Commentary

The Mobile Measurement And Metrics Miasma

  • by September 3, 2013
Consumers worldwide are rapidly shifting their media consumption to mobile devices. The mobile advertising ecosystem -- specifically smartphones and tablets -- presents huge opportunities (and unique ways) for brands and agencies to reach the right consumer at the right time and the right place using the right medium with the right advertising message.

However, despite the growth in the mobile advertising market, as well as the size of the audience, metrics and measurement of smartphone and tablet campaigns remains a significant challenge (and barrier) for agencies and brand marketers -- causing them to be more conservative in their mobile marketing spend and not fully embrace the channel.

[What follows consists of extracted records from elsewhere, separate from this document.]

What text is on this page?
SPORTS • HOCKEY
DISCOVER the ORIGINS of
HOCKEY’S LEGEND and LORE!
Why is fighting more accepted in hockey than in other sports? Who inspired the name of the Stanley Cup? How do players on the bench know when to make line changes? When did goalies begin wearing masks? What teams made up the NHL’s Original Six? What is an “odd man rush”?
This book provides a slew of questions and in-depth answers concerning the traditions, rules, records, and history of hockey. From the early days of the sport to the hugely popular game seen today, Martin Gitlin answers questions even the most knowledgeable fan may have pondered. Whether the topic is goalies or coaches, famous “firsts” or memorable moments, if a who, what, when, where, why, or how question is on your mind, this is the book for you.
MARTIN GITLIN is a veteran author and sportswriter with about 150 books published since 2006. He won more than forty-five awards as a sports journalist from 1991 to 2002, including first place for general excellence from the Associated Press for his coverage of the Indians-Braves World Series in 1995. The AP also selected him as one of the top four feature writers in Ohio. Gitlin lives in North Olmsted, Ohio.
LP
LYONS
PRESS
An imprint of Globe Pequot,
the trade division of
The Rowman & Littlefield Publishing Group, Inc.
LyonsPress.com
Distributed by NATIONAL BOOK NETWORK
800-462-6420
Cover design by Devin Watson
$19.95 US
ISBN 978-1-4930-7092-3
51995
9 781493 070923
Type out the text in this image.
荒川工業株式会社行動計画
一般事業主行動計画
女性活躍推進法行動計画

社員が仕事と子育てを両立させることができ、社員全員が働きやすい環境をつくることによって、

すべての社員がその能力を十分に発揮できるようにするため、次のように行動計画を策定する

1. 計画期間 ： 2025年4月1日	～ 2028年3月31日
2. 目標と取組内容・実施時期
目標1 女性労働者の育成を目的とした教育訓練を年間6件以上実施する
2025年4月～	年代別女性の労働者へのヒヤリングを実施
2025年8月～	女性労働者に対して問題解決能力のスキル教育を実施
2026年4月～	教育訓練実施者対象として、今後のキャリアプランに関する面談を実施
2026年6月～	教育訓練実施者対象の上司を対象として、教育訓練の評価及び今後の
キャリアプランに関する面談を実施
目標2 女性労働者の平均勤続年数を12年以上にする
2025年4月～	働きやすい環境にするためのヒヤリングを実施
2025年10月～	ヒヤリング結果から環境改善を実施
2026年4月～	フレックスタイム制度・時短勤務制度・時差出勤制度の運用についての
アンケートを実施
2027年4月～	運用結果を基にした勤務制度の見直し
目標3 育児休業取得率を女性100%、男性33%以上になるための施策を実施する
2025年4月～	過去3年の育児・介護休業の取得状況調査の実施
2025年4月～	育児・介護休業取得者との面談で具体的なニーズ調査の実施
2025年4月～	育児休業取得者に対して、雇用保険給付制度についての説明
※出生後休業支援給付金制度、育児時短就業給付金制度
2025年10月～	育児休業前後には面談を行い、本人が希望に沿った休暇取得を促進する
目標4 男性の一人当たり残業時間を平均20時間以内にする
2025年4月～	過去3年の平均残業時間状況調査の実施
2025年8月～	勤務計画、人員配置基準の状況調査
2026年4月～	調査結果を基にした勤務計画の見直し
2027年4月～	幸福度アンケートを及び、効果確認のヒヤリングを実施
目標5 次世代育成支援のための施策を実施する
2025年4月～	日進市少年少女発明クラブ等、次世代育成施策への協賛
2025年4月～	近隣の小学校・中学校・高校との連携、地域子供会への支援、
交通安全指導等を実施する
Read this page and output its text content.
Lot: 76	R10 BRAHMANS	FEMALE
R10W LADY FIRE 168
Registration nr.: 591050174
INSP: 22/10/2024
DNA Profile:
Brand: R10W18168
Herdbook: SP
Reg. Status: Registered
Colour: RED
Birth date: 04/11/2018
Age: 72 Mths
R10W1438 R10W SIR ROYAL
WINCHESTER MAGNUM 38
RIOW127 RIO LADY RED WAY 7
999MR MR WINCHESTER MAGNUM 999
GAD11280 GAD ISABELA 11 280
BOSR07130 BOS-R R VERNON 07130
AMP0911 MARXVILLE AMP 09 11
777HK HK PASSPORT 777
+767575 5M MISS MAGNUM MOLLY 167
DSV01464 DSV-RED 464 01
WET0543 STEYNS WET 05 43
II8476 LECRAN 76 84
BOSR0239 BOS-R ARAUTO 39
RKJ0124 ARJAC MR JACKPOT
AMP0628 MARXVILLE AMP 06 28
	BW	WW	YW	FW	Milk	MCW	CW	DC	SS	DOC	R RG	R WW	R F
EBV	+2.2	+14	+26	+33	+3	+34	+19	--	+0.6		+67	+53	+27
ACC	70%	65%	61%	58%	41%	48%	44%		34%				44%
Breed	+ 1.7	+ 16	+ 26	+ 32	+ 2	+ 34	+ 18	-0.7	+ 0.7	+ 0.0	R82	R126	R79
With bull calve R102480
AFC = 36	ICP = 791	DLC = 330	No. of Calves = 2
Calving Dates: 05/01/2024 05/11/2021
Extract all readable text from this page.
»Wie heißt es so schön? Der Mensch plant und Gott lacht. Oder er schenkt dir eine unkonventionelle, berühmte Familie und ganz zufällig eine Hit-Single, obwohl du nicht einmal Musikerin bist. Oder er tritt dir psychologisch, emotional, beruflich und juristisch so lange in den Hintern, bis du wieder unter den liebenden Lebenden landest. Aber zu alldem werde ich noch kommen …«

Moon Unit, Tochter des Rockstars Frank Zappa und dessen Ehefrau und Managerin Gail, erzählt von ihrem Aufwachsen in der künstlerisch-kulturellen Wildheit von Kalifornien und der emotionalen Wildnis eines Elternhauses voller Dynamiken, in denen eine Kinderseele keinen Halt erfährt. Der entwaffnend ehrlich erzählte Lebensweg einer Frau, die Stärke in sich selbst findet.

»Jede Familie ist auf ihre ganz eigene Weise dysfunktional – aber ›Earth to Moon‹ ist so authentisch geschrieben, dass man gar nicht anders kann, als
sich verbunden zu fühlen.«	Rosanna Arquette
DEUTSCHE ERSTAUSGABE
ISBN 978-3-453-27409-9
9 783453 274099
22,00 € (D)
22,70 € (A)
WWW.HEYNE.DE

While traditional metrics have been applied to the mobile industry, which makes sense to some extent, they don’t fully capture the breadth and depth of mobile -- which is capable of generating an incredible amount of intelligence around behavior and engagement with content, advertising, and real-world locations. Mobile advertising needs to have end-to-end metrics to truly understand the attitudinal, behavioral, social media and transactional response that cover all elements of a mobile campaign. This level of information will enable brands and agencies to measure performance and optimize at all phases of the campaign to ensure the best possible results. However, before we develop metrics that are more unique to the mobile ecosystem, we need to ensure that we have sound and stable measurement standards and reliable, consistent methodologies to understand audience behavior and ad effectiveness.

Mobile -- which is complex, fragmented and both growing and evolving rapidly -- presents a very difficult challenge to develop an effective measurement framework. In mobile, we have mobile Web, downloadable, mobile search, mobile video and TV, mobile apps (the popularity of apps requires a measurement methodology that includes them as well), potentially text messaging (SMS and MMS), and so forth. Each has attributes that are unique to the channel, creating a complex measurement environment.

In addition to these channels, the mobile measurement landscape is further confounded by the fact that there are multiple operating systems, varying technologies, handsets, devices/platforms, and carriers across smartphones and tablets. The various players involved use different (counting) methodologies, which causes massive discrepancies and inconsistent measurement, metrics and reporting standards -- all inhibitors to getting a clear view of a campaign's ROI. Basically, the problem is fragmentation of information.

This is why most in the space argue the need for a common set of reporting metrics and measurement standards for smartphones and tablets to unlock greater spending and value like with all other advertising. Determining bottom-line value is of the essence. In addition, in order for mobile to compete with online and traditional media vehicles, getting standardized measurements of success is crucial. After all, without metrics that are apples-to-apples, how will both buyers and sellers of mobile advertising have enhanced confidence that the performance and effectiveness of campaigns can be consistently and accurately measured?

Agencies and brand marketers need to be able to measure the results of their campaigns and do this in a manner that is more consistent, repeatable and scalable, allowing easy comparison of the effectiveness of each campaign. One of the greatest frustrations facing agencies and brand marketers is the lack of consistency between their online advertising campaign initiatives and mobile.

Measurement has become a critical element to quantify the mobile opportunity to drive brand involvement. With the introduction of greater accountability, accuracy and consistency -- via standardized definitions, measurement and (set of) metrics -- to the medium, agencies and brand marketers will no longer see mobile advertising as a "trial and error" exercise, but as an effective medium for reaching and engaging the most accurately targeted audience possible, and absolutely integral to:

• Demonstrating the value of the mobile channel
• Marketers learning how to use mobile most effectively
• Increasing the credibility of mobile advertising
• Establishing mobile as a legitimate advertising medium
• Increased investment in the mobile space
• Helping to determine what and how much to allocate to mobile
• Making mobile a cohesive and integral part of the marketing mix
• Prioritizing mobile against other media
• Measuring the effectiveness of mobile in multichannel advertising initiatives

The growth in consumer usage as well as the increase in ad spending on mobile platforms underscores the urgent need for greater transparency, improved methodologies and standards for mobile audience measurement and advertising effectiveness and industry-accepted currency. This will not be easy -- measurement rarely is -- and it will require the cooperation of all key stakeholders in the industry, something that is not easily done.

I am not advocating that the industry just adopt the (legacy) online measurement models and metrics without taking into account the specific strengths and unique characteristics of mobile advertising. Mobile has many facets, so it will be difficult to apply a "one size fits all" model to measurement and metrics. Mobile is one of those moments in media history when new consumption patterns are rapidly evolving, opening the door to new approaches to measurement and (deeper) metrics.

'The value and success of mobile advertising isn't just about establishing standard measurement and metrics; it’s about figuring out how it helps across all media touchpoints. Mobile is not a stand-alone medium. It's a connective piece of a broader and comprehensive multichannel campaign and experience. If you measure it in isolation, you might be under-leveraging the value.